Economic growth likely eased to 6 percent in the first quarter from 6.6 percent a year ago, pulled down by the delay in the approval of the 2019 national budget, British bank Standard Chartered said in a report Monday.
Standard Chartered’s economist for Asia Chidu Narayanan said the growth could see the full-year 2019 gross domestic product settling at 6.2 percent, the same rate of growth last year.
The 6-percent estimate for the January-to-March period was slower than the actual 6.3-percent expansion in the fourth quarter of 2018. The government will release the first-quarter GDP data on May 9.

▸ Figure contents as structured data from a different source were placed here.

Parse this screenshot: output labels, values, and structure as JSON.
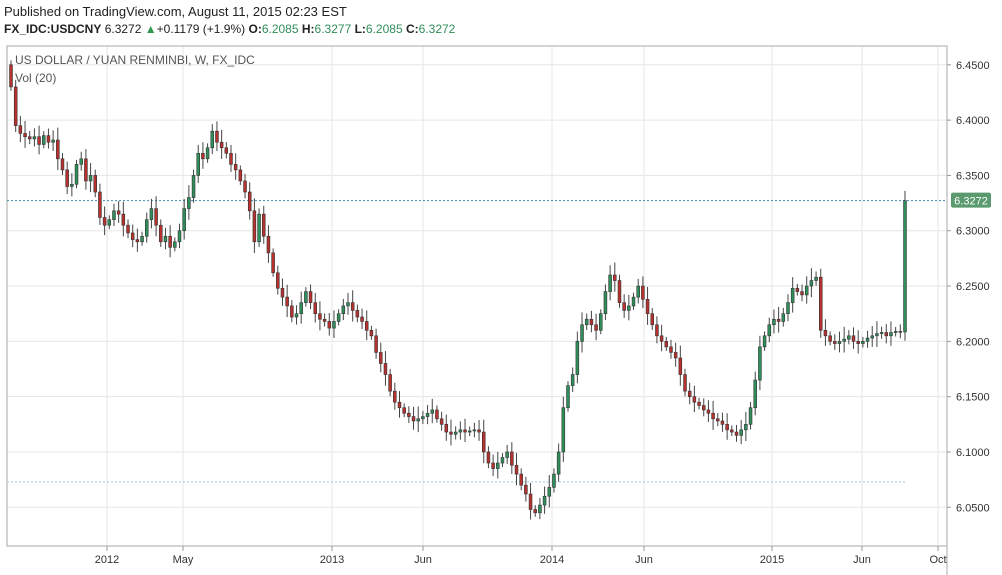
{
  "header": {
    "published": "Published on TradingView.com, August 11, 2015 02:23 EST",
    "symbol": "FX_IDC:USDCNY",
    "last": "6.3272",
    "change_arrow": "▲",
    "change": "+0.1179 (+1.9%)",
    "o_label": "O:",
    "o_value": "6.2085",
    "h_label": "H:",
    "h_value": "6.3277",
    "l_label": "L:",
    "l_value": "6.2085",
    "c_label": "C:",
    "c_value": "6.3272"
  },
  "colors": {
    "up": "#2f8f5a",
    "down": "#b7312f",
    "price_line": "#3b8bb5",
    "grid": "#e6e6e6"
  },
  "chart_data": {
    "type": "candlestick",
    "title": "US DOLLAR / YUAN RENMINBI, W, FX_IDC",
    "indicator": "Vol (20)",
    "last_price_label": "6.3272",
    "ylim": [
      6.015,
      6.467
    ],
    "y_ticks": [
      "6.4500",
      "6.4000",
      "6.3500",
      "6.3000",
      "6.2500",
      "6.2000",
      "6.1500",
      "6.1000",
      "6.0500"
    ],
    "x_ticks": [
      "2012",
      "May",
      "2013",
      "Jun",
      "2014",
      "Jun",
      "2015",
      "Jun",
      "Oct"
    ],
    "reference_line": 6.073,
    "grid": true,
    "close_series": [
      6.43,
      6.395,
      6.388,
      6.385,
      6.383,
      6.385,
      6.378,
      6.386,
      6.38,
      6.382,
      6.365,
      6.355,
      6.34,
      6.342,
      6.36,
      6.365,
      6.345,
      6.35,
      6.335,
      6.312,
      6.305,
      6.31,
      6.318,
      6.315,
      6.305,
      6.298,
      6.292,
      6.29,
      6.295,
      6.31,
      6.32,
      6.305,
      6.29,
      6.295,
      6.285,
      6.29,
      6.3,
      6.32,
      6.33,
      6.35,
      6.37,
      6.365,
      6.375,
      6.39,
      6.38,
      6.375,
      6.37,
      6.36,
      6.355,
      6.345,
      6.335,
      6.318,
      6.29,
      6.315,
      6.295,
      6.28,
      6.262,
      6.248,
      6.24,
      6.232,
      6.222,
      6.225,
      6.235,
      6.245,
      6.235,
      6.225,
      6.22,
      6.218,
      6.212,
      6.218,
      6.225,
      6.232,
      6.235,
      6.228,
      6.222,
      6.218,
      6.21,
      6.205,
      6.19,
      6.18,
      6.17,
      6.155,
      6.145,
      6.14,
      6.135,
      6.132,
      6.128,
      6.13,
      6.132,
      6.135,
      6.138,
      6.13,
      6.125,
      6.118,
      6.116,
      6.118,
      6.12,
      6.118,
      6.119,
      6.12,
      6.118,
      6.1,
      6.09,
      6.085,
      6.09,
      6.095,
      6.1,
      6.088,
      6.08,
      6.07,
      6.062,
      6.048,
      6.045,
      6.052,
      6.06,
      6.068,
      6.08,
      6.1,
      6.14,
      6.16,
      6.17,
      6.2,
      6.215,
      6.22,
      6.215,
      6.21,
      6.225,
      6.245,
      6.26,
      6.255,
      6.235,
      6.228,
      6.232,
      6.24,
      6.25,
      6.238,
      6.225,
      6.215,
      6.205,
      6.2,
      6.195,
      6.19,
      6.185,
      6.17,
      6.155,
      6.15,
      6.145,
      6.142,
      6.138,
      6.135,
      6.13,
      6.128,
      6.125,
      6.12,
      6.118,
      6.115,
      6.12,
      6.125,
      6.14,
      6.165,
      6.195,
      6.205,
      6.215,
      6.22,
      6.218,
      6.225,
      6.235,
      6.248,
      6.245,
      6.242,
      6.25,
      6.255,
      6.258,
      6.21,
      6.205,
      6.2,
      6.198,
      6.2,
      6.202,
      6.205,
      6.2,
      6.198,
      6.2,
      6.203,
      6.205,
      6.207,
      6.208,
      6.205,
      6.208,
      6.209,
      6.2085,
      6.3272
    ]
  }
}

“GDP growth likely softened to 6 percent year-year, following a steady 6.3-percent in the fourth quarter of 2018. The budget delay likely shaved 0.3 to 0.5 percentage point off growth,” Narayanan said.
He said the growth in the first quarter was likely driven by still-solid but lower domestic demand, while negative net exports due to strong capital goods imports subtracted from the growth again.
“We expect growth to pick up in the second half on better infrastructure investment, continuing the upward momentum since Q4-2017,” Narayanan said.
He said the softening growth, combined with moderating inflation, might lead to interest rate cuts in May. The Monetary Board, the policy-making body of the Bangko Sentral ng Pilipinas, is scheduled to meet on May 9, following the release of April inflation data on May 7 and the first-quarter GDP growth earlier in the day.
“We expect BSP to start its rate cut cycle with a moderate 25 bps rate cut, driven by declining inflation [likely below 3 percent, the midpoint of the BSP’s target range] and softening GDP growth,” Narayanan said.
Narayanan said he expected the BSP to start cutting rates in May and predicted 100 bps of rate cuts in consecutive meetings in 2019, as inflation was seen to drop sharply in the third quarter.
“We expect inflation to fall in the third quarter due to a high base and one-off boosts from tax reforms and the end of poor weather. We estimate average inflation of 2.7 percent in 2019, down from 5.2 percent,” he said.
BSP Governor Benjamin Diokno earlier said there was “room for easing if CPI continues to cool” and reiterated BSP’s intention to further cut the reserve requirement ratio.
Narayanan said there was a possibility that 200 bps cut in RRR might happen in addition to 100 bps of policy rate reduction this year.
The inter-agency Development Budget Coordination Committee earlier reduced its growth forecast for the Philippines this year to a range of 6 percent to 7 percent from the previous target of 7 percent to 8 percent.
The growth target was set at 6.5 percent to 7.5 percent in 2020 and 7 to 8 percent from 2021 to 2022.
President Rodrigo Duterte finally affixed his signature on the P3.7-trillion national budget for 2019 after a couple of months of impasse between the two houses of Congress.